Upon further investigation of the relationship between SLC38A1 and clinicopathological factors, we found that overexpression of SLC38A1 was strongly associated with patient age, differentiation status, lymph node metastasis, TNM stage and the expression of PCNA, whereas no significant association was found in patient gender, tumor size, tumor location, operation manner, lymphovascular invasion, depth of tumor invasion, and p53 expression. These results indicated that SLC38A1 plays a central role in the malignant progression of gastric carcinomas.

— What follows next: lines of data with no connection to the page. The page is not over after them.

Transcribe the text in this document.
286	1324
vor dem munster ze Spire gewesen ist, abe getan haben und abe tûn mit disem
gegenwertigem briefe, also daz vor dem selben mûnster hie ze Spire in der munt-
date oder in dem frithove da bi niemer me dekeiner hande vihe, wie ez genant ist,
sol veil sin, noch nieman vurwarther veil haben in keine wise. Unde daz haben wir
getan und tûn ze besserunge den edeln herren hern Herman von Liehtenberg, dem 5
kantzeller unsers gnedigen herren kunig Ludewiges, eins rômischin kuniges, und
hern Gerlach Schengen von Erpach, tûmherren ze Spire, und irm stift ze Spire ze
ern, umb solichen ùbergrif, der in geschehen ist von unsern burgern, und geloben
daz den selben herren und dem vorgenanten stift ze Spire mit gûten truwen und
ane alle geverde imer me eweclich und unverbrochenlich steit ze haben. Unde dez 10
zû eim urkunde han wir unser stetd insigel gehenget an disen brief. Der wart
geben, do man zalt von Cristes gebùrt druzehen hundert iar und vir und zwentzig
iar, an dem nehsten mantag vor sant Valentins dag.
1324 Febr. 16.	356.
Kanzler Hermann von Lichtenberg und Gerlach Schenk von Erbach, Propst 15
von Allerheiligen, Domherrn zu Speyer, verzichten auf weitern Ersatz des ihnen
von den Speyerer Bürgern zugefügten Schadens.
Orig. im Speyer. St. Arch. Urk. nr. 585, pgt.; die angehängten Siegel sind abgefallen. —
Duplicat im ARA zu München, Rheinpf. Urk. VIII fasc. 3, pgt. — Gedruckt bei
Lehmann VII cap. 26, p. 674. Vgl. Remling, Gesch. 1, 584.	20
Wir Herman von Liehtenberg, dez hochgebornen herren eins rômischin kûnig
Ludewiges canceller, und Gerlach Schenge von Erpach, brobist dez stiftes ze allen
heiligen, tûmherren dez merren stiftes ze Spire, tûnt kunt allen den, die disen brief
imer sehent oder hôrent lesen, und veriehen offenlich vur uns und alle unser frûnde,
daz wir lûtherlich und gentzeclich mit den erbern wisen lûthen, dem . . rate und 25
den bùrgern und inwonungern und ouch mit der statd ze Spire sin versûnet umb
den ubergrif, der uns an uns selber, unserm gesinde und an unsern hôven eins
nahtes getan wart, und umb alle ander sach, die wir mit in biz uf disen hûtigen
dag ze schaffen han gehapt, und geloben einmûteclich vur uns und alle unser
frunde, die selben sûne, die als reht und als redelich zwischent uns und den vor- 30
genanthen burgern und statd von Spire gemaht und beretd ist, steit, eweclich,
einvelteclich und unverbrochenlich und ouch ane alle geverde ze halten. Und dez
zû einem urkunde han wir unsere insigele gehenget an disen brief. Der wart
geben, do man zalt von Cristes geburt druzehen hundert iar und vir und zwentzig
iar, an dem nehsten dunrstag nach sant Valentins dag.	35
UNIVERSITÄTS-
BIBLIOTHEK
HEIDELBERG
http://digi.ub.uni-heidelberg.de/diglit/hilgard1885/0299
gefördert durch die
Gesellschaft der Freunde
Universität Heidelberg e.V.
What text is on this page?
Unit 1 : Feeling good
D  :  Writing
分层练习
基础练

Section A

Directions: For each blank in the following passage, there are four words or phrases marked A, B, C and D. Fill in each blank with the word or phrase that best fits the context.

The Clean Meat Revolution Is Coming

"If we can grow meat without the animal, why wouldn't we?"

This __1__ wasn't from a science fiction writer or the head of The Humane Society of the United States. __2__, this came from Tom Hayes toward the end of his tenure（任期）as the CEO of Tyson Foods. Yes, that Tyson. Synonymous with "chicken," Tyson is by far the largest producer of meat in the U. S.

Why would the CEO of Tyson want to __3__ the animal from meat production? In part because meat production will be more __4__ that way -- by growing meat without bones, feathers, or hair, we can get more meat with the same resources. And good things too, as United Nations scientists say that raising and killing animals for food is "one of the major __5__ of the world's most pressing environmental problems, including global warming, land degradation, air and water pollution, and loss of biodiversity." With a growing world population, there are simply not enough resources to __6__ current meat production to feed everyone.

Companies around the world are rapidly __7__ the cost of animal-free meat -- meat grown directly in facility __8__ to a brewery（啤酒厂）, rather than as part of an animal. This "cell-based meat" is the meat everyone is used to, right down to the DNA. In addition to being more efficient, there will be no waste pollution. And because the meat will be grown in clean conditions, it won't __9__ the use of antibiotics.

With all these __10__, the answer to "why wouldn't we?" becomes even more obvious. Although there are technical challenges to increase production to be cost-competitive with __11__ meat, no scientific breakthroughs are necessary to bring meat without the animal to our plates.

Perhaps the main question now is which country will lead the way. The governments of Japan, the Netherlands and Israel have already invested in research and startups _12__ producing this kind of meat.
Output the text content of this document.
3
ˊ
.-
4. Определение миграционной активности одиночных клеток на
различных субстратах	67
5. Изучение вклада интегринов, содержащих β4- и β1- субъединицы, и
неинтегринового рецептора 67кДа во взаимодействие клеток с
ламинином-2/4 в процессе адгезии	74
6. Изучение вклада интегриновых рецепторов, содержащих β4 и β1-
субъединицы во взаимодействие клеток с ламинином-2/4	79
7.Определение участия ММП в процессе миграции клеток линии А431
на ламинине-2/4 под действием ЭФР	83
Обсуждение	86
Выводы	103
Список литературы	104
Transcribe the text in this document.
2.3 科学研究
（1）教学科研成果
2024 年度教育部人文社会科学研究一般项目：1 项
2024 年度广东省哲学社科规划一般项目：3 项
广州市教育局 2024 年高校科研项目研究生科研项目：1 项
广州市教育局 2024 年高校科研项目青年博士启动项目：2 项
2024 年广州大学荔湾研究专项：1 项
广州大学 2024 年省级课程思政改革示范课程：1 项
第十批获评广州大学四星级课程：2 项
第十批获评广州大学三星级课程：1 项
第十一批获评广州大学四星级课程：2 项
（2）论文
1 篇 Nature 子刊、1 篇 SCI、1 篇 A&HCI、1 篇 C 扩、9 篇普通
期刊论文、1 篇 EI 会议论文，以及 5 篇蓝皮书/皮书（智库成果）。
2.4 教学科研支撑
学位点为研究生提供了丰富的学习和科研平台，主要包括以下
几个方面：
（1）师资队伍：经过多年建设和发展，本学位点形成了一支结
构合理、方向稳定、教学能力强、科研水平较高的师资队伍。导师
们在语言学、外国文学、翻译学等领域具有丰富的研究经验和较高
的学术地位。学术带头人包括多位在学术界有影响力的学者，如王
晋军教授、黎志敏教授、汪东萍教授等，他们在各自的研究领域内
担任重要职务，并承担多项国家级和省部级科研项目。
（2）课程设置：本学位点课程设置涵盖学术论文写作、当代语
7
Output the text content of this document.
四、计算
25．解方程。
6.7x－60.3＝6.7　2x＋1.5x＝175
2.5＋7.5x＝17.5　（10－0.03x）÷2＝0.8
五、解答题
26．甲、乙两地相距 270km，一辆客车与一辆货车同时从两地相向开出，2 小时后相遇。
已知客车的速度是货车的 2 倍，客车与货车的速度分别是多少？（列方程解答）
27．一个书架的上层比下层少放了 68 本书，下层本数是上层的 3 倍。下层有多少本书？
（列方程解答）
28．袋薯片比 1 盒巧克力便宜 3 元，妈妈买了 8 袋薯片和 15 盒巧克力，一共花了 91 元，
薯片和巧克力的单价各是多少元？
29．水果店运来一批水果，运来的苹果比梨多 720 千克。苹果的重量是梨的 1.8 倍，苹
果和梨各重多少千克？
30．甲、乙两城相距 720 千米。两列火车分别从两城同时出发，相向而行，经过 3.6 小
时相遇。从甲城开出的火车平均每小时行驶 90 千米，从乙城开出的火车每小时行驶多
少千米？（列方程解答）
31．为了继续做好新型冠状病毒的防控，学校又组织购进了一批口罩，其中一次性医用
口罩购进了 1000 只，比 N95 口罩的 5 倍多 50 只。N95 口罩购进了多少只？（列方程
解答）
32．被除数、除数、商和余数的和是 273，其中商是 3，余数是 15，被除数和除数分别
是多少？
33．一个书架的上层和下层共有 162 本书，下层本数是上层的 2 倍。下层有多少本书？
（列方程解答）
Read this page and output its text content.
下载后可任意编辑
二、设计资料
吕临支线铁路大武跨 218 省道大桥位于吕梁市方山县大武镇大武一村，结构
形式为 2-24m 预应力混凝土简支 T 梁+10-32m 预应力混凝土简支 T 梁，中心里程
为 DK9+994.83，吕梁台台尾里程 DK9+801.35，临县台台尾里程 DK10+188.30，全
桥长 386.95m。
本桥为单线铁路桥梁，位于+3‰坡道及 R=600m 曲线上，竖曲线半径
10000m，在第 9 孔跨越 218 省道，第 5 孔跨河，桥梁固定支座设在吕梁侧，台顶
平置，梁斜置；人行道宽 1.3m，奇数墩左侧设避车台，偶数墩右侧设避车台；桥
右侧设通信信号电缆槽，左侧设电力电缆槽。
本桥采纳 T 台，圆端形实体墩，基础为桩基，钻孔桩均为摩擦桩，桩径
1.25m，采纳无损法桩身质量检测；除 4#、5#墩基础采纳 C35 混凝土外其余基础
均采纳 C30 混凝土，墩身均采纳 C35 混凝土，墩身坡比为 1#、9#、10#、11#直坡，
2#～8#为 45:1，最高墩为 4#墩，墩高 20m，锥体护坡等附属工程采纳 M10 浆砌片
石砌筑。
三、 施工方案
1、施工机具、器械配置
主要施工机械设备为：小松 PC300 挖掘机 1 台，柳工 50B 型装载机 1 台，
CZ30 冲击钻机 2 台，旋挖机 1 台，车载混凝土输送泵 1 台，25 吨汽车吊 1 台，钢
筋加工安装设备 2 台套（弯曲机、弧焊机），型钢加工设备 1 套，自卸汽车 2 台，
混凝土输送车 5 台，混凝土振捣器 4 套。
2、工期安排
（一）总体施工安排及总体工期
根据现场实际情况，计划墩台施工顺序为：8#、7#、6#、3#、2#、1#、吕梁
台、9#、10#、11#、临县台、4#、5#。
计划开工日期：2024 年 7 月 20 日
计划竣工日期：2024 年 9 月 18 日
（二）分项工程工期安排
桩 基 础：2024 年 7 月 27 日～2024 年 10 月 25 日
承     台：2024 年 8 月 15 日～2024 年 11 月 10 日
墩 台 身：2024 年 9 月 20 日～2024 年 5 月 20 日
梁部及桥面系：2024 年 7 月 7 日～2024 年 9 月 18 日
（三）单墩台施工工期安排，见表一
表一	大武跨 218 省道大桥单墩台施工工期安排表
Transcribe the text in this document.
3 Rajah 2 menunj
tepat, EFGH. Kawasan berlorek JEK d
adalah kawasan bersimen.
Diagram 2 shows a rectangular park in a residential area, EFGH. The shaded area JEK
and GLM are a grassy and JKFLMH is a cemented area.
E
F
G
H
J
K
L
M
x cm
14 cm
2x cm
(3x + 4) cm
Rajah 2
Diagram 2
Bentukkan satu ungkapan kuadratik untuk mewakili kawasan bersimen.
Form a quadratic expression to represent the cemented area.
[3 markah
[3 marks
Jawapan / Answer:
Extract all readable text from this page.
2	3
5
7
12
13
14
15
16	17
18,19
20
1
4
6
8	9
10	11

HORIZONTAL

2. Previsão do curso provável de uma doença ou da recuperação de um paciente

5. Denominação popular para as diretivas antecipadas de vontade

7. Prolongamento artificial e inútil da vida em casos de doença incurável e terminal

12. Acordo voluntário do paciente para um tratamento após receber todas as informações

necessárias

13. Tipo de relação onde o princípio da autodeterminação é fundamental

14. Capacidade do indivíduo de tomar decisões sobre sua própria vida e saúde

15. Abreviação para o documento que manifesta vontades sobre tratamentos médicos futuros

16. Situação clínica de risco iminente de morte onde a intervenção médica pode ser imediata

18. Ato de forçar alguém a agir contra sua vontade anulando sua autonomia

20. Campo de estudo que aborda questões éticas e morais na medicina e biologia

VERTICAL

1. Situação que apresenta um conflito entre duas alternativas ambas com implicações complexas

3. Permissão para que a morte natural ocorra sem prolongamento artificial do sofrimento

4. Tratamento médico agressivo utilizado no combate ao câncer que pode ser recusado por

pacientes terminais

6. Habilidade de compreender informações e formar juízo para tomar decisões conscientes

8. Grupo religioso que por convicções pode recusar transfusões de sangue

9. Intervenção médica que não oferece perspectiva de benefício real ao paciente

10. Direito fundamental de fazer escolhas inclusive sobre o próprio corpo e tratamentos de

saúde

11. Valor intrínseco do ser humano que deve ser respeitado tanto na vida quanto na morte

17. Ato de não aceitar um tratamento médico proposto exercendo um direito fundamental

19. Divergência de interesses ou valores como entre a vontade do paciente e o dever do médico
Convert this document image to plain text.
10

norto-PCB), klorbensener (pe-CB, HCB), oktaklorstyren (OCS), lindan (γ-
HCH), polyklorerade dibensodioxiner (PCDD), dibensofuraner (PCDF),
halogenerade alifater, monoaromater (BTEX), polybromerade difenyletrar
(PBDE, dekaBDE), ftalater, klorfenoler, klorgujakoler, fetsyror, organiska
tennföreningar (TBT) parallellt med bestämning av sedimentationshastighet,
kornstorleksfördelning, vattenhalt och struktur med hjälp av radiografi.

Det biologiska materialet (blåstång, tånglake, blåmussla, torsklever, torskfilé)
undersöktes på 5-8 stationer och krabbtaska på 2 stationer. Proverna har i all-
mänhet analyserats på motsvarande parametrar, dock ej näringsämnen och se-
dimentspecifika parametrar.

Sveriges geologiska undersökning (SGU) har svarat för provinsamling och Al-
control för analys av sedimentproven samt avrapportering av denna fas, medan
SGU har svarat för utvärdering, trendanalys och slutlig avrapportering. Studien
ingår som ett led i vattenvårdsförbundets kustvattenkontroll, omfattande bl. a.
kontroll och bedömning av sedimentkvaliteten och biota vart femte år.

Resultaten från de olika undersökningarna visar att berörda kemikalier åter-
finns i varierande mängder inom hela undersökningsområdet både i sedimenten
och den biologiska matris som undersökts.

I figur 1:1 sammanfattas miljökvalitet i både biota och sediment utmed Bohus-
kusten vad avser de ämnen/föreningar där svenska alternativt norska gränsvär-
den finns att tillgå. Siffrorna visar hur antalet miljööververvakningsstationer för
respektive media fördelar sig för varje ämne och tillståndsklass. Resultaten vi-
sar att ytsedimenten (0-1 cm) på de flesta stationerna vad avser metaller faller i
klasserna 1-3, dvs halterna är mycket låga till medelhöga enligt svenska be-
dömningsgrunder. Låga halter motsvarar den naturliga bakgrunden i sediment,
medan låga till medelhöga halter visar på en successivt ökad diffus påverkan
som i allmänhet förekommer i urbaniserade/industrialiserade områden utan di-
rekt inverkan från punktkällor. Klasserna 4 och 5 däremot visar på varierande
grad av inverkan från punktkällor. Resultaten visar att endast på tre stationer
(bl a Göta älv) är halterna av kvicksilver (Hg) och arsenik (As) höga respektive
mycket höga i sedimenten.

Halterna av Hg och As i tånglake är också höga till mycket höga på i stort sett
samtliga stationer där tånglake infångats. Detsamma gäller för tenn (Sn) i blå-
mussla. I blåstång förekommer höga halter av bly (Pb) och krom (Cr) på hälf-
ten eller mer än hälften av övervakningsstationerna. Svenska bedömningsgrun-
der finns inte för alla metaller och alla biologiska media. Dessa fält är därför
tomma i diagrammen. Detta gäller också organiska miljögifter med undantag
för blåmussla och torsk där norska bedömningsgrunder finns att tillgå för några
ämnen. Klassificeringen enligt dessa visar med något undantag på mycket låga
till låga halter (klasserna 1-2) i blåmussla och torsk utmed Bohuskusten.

Risk factors for gastric cancers have been reported in a number of studies, including differentiation, [33] nerve invasion [33], lymphovascular invasion [33], size [13, 34], TNM stage [34], and some molecular markers [35]. Our study confirmed that differentiation, lymphovascular invasion and the TNM stage were independent predictors for gastric cancer. We additionally found that SLC38A1 expression alone was a prognostic factor, with its prognostic value in multivariate survival analysis for patients who underwent gastrectomy. Therefore, we supposed that overexpression of SLC38A1 is a significant factor associated with a poor prognosis, and might be a marker to forecast gastric cancer patients’ recurrence and survival. Secondly, patients with poorer prognosis should be monitored more closely and/or undergo more positive treatment.